What you will feel, very noticeably, is when you have to lift the bike onto a rack or whatever. For a start, we’re talking about a total bike weight of under 35lb in my case, which compares to several eMTBs in this performance category that are over 40lb. But if you take 20 seconds to remove the battery and drive unit, you’re talking about lifting a 27lb (12kg) bike versus 40lb+ (18kg). Unless you’re lifting in the gym regularly, you’re going to feel that.

This brings us to arguably the greatest intangible value of the Bimotal Elevate system: When your riding buddy picks up your eMTB at the trailhead and realizes that it’s lighter than his, when he spent 12k or more and needed to reorganize his garage to fit an extra bike, while you spent 2k adding it to a bike you already have and love, made no garage adjustments, and your eMTB did everything his could. It’s one of those times when you don’t need to say anything.

Let’s talk about throttle control vs pedal assist. Bimotal is shipping Elevate systems with throttle control only. A torque based pedal-assist system is in the works, and they aren’t going to offer an rpm based system. A lot of riders say pedal-assist is the way to go. Personally I prefer the throttle. The Elevate throttle software has excellent modulation, meaning on technical steep climbs, for example on a loose surface, if I want to add an exact amount of power I can do this without spinning the wheel and losing my momentum. Is it more sensitive than a high-end PAS such as the Bosch CX models? Hard to say, but having the option to use my brain to choose between Economy and Power modes by simply pressing my thumb on the lever, and to have the instant access to Burst mode, and so on, these are the reasons I won’t be installing Bimotal’s PAS when it’s released. I just prefer the throttle.

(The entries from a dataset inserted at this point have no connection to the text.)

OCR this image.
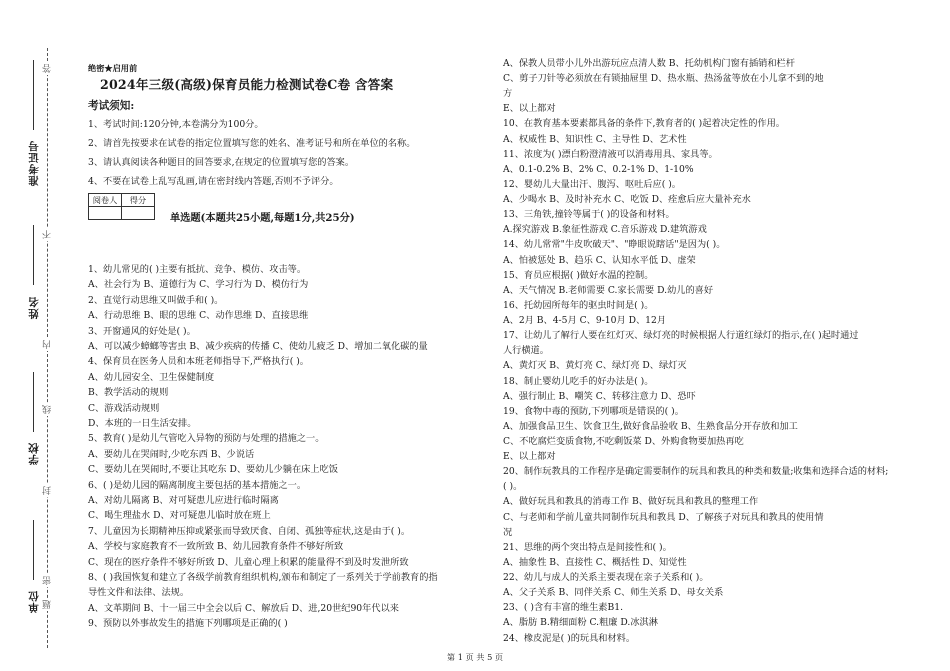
准考证号
姓名
学校
单位
答
不
内
线
封
密
题
绝密★启用前
2024年三级(高级)保育员能力检测试卷C卷 含答案
考试须知:
1、考试时间:120分钟,本卷满分为100分。
2、请首先按要求在试卷的指定位置填写您的姓名、准考证号和所在单位的名称。
3、请认真阅读各种题目的回答要求,在规定的位置填写您的答案。
4、不要在试卷上乱写乱画,请在密封线内答题,否则不予评分。
阅卷人	得分

单选题(本题共25小题,每题1分,共25分)
1、幼儿常见的( )主要有抵抗、竞争、模仿、攻击等。
A、社会行为 B、道德行为 C、学习行为 D、模仿行为
2、直觉行动思维又叫做手和( )。
A、行动思维 B、眼的思维 C、动作思维 D、直接思维
3、开窗通风的好处是( )。
A、可以减少蟑螂等害虫 B、减少疾病的传播 C、使幼儿疲乏 D、增加二氧化碳的量
4、保育员在医务人员和本班老师指导下,严格执行( )。
A、幼儿园安全、卫生保健制度
B、教学活动的规则
C、游戏活动规则
D、本班的一日生活安排。
5、教育( )是幼儿气管吃入异物的预防与处理的措施之一。
A、要幼儿在哭闹时,少吃东西 B、少说话
C、要幼儿在哭闹时,不要让其吃东 D、要幼儿少躺在床上吃饭
6、( )是幼儿园的隔离制度主要包括的基本措施之一。
A、对幼儿隔离 B、对可疑患儿应进行临时隔离
C、喝生理盐水 D、对可疑患儿临时放在班上
7、儿童因为长期精神压抑或紧张而导致厌食、自闭、孤独等症状,这是由于( )。
A、学校与家庭教育不一致所致 B、幼儿园教育条件不够好所致
C、现在的医疗条件不够好所致 D、儿童心理上积累的能量得不到及时发泄所致
8、( )我国恢复和建立了各级学前教育组织机构,颁布和制定了一系列关于学前教育的指
导性文件和法律、法规。
A、文革期间 B、十一届三中全会以后 C、解放后 D、进,20世纪90年代以来
9、预防以外事故发生的措施下列哪项是正确的( )
A、保教人员带小儿外出游玩应点清人数 B、托幼机构门窗有插销和栏杆
C、剪子刀针等必须放在有锁抽屉里 D、热水瓶、热汤盆等放在小儿拿不到的地
方
E、以上都对
10、在教育基本要素都具备的条件下,教育者的( )起着决定性的作用。
A、权威性 B、知识性 C、主导性 D、艺术性
11、浓度为( )漂白粉澄清液可以消毒用具、家具等。
A、0.1-0.2% B、2% C、0.2-1% D、1-10%
12、婴幼儿大量出汗、腹泻、呕吐后应( )。
A、少喝水 B、及时补充水 C、吃饭 D、痊愈后应大量补充水
13、三角铁,撞铃等属于( )的设备和材料。
A.探究游戏 B.象征性游戏 C.音乐游戏 D.建筑游戏
14、幼儿常常"牛皮吹破天"、"睁眼说瞎话"是因为( )。
A、怕被惩处 B、趋乐 C、认知水平低 D、虚荣
15、育员应根据( )做好水温的控制。
A、天气情况 B.老师需要 C.家长需要 D.幼儿的喜好
16、托幼园所每年的驱虫时间是( )。
A、2月 B、4-5月 C、9-10月 D、12月
17、让幼儿了解行人要在红灯灭、绿灯亮的时候根据人行道红绿灯的指示,在( )起时通过
人行横道。
A、黄灯灭 B、黄灯亮 C、绿灯亮 D、绿灯灭
18、制止婴幼儿吃手的好办法是( )。
A、强行制止 B、嘲笑 C、转移注意力 D、恐吓
19、食物中毒的预防,下列哪项是错误的( )。
A、加强食品卫生、饮食卫生,做好食品验收 B、生熟食品分开存放和加工
C、不吃腐烂变质食物,不吃剩饭菜 D、外购食物要加热再吃
E、以上都对
20、制作玩教具的工作程序是确定需要制作的玩具和教具的种类和数量;收集和选择合适的材料;
( )。
A、做好玩具和教具的消毒工作 B、做好玩具和教具的整理工作
C、与老师和学前儿童共同制作玩具和教具 D、了解孩子对玩具和教具的使用情
况
21、思维的两个突出特点是间接性和( )。
A、抽象性 B、直接性 C、概括性 D、知觉性
22、幼儿与成人的关系主要表现在亲子关系和( )。
A、父子关系 B、同伴关系 C、师生关系 D、母女关系
23、( )含有丰富的维生素B1.
A、脂肪 B.精细面粉 C.粗廉 D.冰淇淋
24、橡皮泥是( )的玩具和材料。
第 1 页 共 5 页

A couple more things about throttle control, sometimes you want to add a quick burst on a descent without pedaling, and in some super-technical slow sections sometimes you want to just balance on the pedals and inch forward with small throttle pulses.

As well as that, one frame builder I spoke to while working for Bimotal said he had elderly customers and those recovering from surgery ask for throttle power to help get them started from standstill, because even pedal-assist systems put too much stress on their knee joints.

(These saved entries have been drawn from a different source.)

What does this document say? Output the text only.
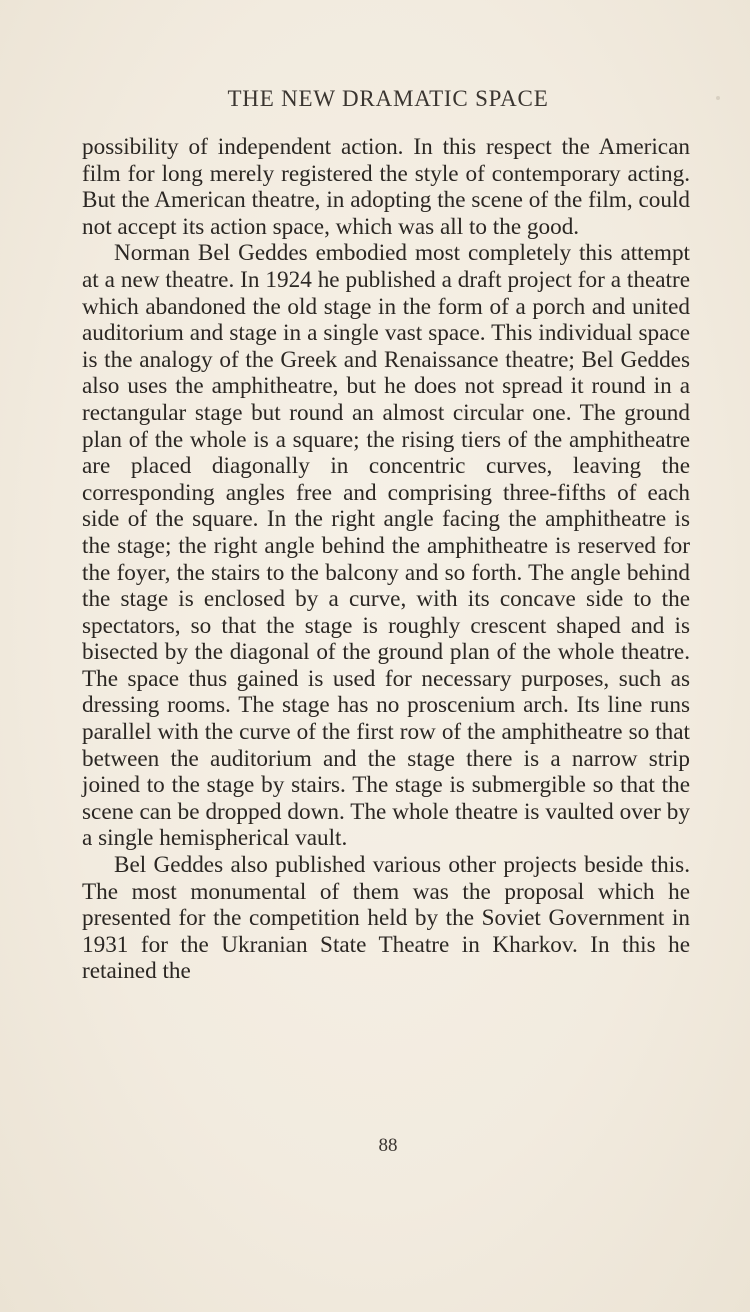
THE NEW DRAMATIC SPACE

possibility of independent action. In this respect the American film for long merely registered the style of contemporary acting. But the American theatre, in adopting the scene of the film, could not accept its action space, which was all to the good.

Norman Bel Geddes embodied most completely this attempt at a new theatre. In 1924 he published a draft project for a theatre which abandoned the old stage in the form of a porch and united auditorium and stage in a single vast space. This individual space is the analogy of the Greek and Renaissance theatre; Bel Geddes also uses the amphitheatre, but he does not spread it round in a rectangular stage but round an almost circular one. The ground plan of the whole is a square; the rising tiers of the amphitheatre are placed diagonally in concentric curves, leaving the corresponding angles free and comprising three-fifths of each side of the square. In the right angle facing the amphitheatre is the stage; the right angle behind the amphitheatre is reserved for the foyer, the stairs to the balcony and so forth. The angle behind the stage is enclosed by a curve, with its concave side to the spectators, so that the stage is roughly crescent shaped and is bisected by the diagonal of the ground plan of the whole theatre. The space thus gained is used for necessary purposes, such as dressing rooms. The stage has no proscenium arch. Its line runs parallel with the curve of the first row of the amphitheatre so that between the auditorium and the stage there is a narrow strip joined to the stage by stairs. The stage is submergible so that the scene can be dropped down. The whole theatre is vaulted over by a single hemispherical vault.

Bel Geddes also published various other projects beside this. The most monumental of them was the proposal which he presented for the competition held by the Soviet Government in 1931 for the Ukranian State Theatre in Kharkov. In this he retained the

88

One thing about setup though: Bimotal will set up your bike with an over-bar throttle on the right. For me that’s a no-no. I like to have at least partial thumb-wrap on the bars while using the throttle, and to this end I’ve mounted my throttle control under the bar. This meant moving it to the left side and putting my seat post dropper on the right, above the bar. Not a big deal for me.

In my mind, the Bimotal Elevate presents a simple solution for custom frame builders who’ve been asked to make an ebike. There is no need to change anything in the bike’s design, as long as the rear brake is post-mount or ISO. Aesthetically, having an appendage above the rear brake caliper rather spoils the lines of the bike, but the rider won’t notice this and so in the majority of cases it won’t be an issue. Also, for beauty shots just unclip it.

Finally, readers will notice that bikes photographed are not custom-built. I don’t have a custom full-suspension mountain bike. I would love to install an Elevate system on my Naked gravel/adventure bike, but for that I will have to wait for the flat-mount version.